Saat mengadukan kepada DPRD, Azwar menyebut pihaknya memlliki dua tuntutan yang sama seperti tuntutan mereka kepada Heru beberapa waktu lalu, yakni penundaan pemberlakuan kepgub dan pemberian kesempatan bagi PJLP di atas 56 tahun untuk bekerja satu tahun lagi.
"Kami sudah tanda terima dari DPRD karena kita menyampaikan surat ke Ketua DPRD DKI Jakarta terkait permohonan teman-teman semua agar Kepgub Nomor 1095 ditunda pemberlakukannya di tahun 2023. Yang kedua, rekan-rekan PJLP memohon yang berusia 56 tahun, 57, 58, dan seterusnya agar dipekerjakan kembali minimal 1 tahun lagi," kata Azwar kepada wartawan, Jumat, 30 Desember.
Azwar meminta pengertian Pemprov DKI bahwa regulasi baru ini mengancam keberlangsungan hidup PJLP di atas 56 tahun. Peraturan yang mendadak diterbitkan ini mengakibatkan mereka tak bisa mempersiapkan stabilitas perekonomiannya ketika masa kontrak kerjanya berakhir pada 31 Desember 2022.
"Saya berharap Pak Pj Gubernur DKI Jakarta jangan hanya mempertimbangkan mereka yang masih punya kesempatan setahun, lima tahun, sepuluh tahun, dua puluh tahun ke depan. Tapi, pertimbangkan kami juga yang sudah bingung bagaimana membiayai sisa hidup yang ada setelah kami diputus kerja tanpa pesangon, tanpa jaminan hari tua," urainya.
Sebelumnya, Heru menjelaskan keputusannya untuk membatasi usia PJLP telah mengikuti regulasi dalam undang-undang yang mengatur soal ketenagakerjaan.
"Pembatasan usia PJLP 56 tahun itu mengacu kepada UU Ketenagakerjaan. Dalam aturan itu, usia pekerja dikunci sampai 56 tahun. Sebelumnya memang tidak diatur berapa usia maksimalnya," kata Heru kepada wartawan, Rabu, 14 Desember.
Kenapa usianya harus dibatasi? Asisten Pemerintahan Sekda DKI Jakarta Sigit Wijatmoko berujar, pemerintah sedang dalam proses mengangkat tenaga honorer sebagai pegawai pemerintah dengan perjanjian kerja (PPPK). Sementara, ada batasan usia maksimum kepada pekerja yang menjadi PPPK.
"Ada imbauan MenPAN RB soal yang tadinya masuk kategori 2 sebagai honorarium daerah untuk diangkat sebagai PPPK di masing-masing daerah. Ada batasan usia maksimum, di situ jadi rujukan," urai Sigit.
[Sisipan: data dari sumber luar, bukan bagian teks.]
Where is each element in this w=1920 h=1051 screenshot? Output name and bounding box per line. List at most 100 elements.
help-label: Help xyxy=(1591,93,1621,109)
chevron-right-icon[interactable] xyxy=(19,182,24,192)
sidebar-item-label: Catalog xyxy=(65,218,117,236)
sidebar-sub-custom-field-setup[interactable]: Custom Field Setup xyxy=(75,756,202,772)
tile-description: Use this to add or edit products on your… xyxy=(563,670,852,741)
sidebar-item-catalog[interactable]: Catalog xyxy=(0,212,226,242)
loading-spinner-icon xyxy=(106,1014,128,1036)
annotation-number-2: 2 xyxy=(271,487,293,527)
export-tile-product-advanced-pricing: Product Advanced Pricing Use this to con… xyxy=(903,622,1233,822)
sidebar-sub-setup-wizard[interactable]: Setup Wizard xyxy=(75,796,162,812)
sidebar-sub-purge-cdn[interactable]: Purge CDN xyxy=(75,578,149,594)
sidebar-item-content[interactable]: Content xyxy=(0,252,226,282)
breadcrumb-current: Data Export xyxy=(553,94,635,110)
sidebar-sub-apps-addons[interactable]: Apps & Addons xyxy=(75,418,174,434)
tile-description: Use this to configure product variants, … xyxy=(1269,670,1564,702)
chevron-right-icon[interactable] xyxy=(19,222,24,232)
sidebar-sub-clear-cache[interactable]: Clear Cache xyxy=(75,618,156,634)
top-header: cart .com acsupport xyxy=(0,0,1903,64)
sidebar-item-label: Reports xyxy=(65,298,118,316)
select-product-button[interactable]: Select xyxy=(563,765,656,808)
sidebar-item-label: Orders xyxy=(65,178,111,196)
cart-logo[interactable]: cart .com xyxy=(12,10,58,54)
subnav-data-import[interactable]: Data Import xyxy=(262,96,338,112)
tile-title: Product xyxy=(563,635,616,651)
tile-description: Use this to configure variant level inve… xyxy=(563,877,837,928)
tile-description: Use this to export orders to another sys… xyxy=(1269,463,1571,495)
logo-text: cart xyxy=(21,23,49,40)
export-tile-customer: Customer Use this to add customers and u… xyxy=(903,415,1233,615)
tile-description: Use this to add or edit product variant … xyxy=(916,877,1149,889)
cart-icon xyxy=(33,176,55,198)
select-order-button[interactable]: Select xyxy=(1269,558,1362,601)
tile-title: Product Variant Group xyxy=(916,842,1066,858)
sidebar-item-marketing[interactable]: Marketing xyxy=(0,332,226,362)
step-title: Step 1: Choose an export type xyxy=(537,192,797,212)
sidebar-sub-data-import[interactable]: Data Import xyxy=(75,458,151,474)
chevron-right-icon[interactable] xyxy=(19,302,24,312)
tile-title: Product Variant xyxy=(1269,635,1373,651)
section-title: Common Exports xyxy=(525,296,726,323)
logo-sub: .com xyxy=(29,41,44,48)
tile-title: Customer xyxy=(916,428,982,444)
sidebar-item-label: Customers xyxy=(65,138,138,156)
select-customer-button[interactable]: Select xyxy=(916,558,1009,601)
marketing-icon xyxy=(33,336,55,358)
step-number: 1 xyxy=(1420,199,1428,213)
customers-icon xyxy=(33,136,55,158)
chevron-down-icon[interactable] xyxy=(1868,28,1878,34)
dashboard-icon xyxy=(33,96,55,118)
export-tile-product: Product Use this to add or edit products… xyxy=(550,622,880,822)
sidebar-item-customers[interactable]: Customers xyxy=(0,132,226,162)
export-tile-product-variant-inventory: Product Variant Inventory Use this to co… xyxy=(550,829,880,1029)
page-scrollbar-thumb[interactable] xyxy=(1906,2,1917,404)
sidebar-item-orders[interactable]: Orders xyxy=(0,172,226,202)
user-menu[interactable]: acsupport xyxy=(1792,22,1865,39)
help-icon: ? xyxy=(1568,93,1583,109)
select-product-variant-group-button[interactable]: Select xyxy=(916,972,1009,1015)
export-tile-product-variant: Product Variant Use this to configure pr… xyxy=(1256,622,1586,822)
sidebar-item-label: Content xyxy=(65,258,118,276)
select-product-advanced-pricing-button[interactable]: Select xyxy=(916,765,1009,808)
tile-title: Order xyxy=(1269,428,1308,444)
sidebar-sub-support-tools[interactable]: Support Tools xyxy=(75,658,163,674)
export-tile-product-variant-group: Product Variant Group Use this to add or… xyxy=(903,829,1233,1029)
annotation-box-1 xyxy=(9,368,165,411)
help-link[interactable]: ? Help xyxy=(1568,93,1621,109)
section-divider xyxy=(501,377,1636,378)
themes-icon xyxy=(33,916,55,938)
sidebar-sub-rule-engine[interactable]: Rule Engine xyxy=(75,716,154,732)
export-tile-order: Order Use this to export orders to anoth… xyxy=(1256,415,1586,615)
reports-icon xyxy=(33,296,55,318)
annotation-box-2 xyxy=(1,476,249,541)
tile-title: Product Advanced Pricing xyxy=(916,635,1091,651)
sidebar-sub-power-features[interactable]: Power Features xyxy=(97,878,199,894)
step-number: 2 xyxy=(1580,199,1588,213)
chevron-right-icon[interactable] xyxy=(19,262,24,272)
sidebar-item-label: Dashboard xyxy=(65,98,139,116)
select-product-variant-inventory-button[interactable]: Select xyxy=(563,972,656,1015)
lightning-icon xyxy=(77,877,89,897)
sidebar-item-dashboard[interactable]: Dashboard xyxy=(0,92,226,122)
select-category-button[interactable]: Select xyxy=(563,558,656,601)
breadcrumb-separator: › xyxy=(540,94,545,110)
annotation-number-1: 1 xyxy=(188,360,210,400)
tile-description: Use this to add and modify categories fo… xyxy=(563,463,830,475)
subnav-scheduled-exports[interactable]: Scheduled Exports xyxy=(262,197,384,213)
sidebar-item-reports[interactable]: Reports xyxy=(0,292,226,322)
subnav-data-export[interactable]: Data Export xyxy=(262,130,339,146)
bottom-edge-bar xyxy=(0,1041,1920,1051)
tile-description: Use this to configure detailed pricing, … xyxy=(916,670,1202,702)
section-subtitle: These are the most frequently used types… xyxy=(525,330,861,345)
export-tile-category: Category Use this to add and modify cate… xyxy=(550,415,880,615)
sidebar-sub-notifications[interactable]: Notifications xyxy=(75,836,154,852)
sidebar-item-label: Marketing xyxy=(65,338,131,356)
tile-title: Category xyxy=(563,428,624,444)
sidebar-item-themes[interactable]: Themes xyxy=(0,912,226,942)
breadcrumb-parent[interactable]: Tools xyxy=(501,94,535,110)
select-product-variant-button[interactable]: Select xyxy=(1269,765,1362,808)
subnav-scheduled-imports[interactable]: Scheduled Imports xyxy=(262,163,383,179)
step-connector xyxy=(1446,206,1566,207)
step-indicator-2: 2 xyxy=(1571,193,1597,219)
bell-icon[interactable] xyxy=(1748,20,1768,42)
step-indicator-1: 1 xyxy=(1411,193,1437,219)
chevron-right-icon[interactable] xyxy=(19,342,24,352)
Kemudian, pemerintah pun kini harus meng-cover layanan BPJS ketenagakerjaan dan kesehatan pada semua PJLP di lingkungan Pemprov DKI untuk memberikan perlindungan keselamatan kerja. Sementara, ada batasan usia pekerja yang menjadi peserta BPJS.
"Kalau dulu mungkin keikutsertaan BPJS tidak diwajibkan. Begitu sekarang dia masuk, (batasan usia) menjadi mandatory. Maka, kriteria usia maksimum yang bisa di-cover oleh BPJS itu menjadi rujukan," ungkap dia.
Alasan lainnya, Pemprov DKI ingin mengurangi tingkat pengangguran pada usia produktif. Sehingga, posisi PJLP yang berusia di atas 56 tahun akan bisa digantikan dengan angkatan kerja usia lebih muda.
BACA JUGA:
“Diharapkan dengan Kepgub baru tersebut mampu memberi peluang lebih besar bagi kelompok usia muda dan produktif untuk mendapatkan pekerjaan sesuai kriteria, sehingga kita siap menghadapi bonus demografi," urai Sigit.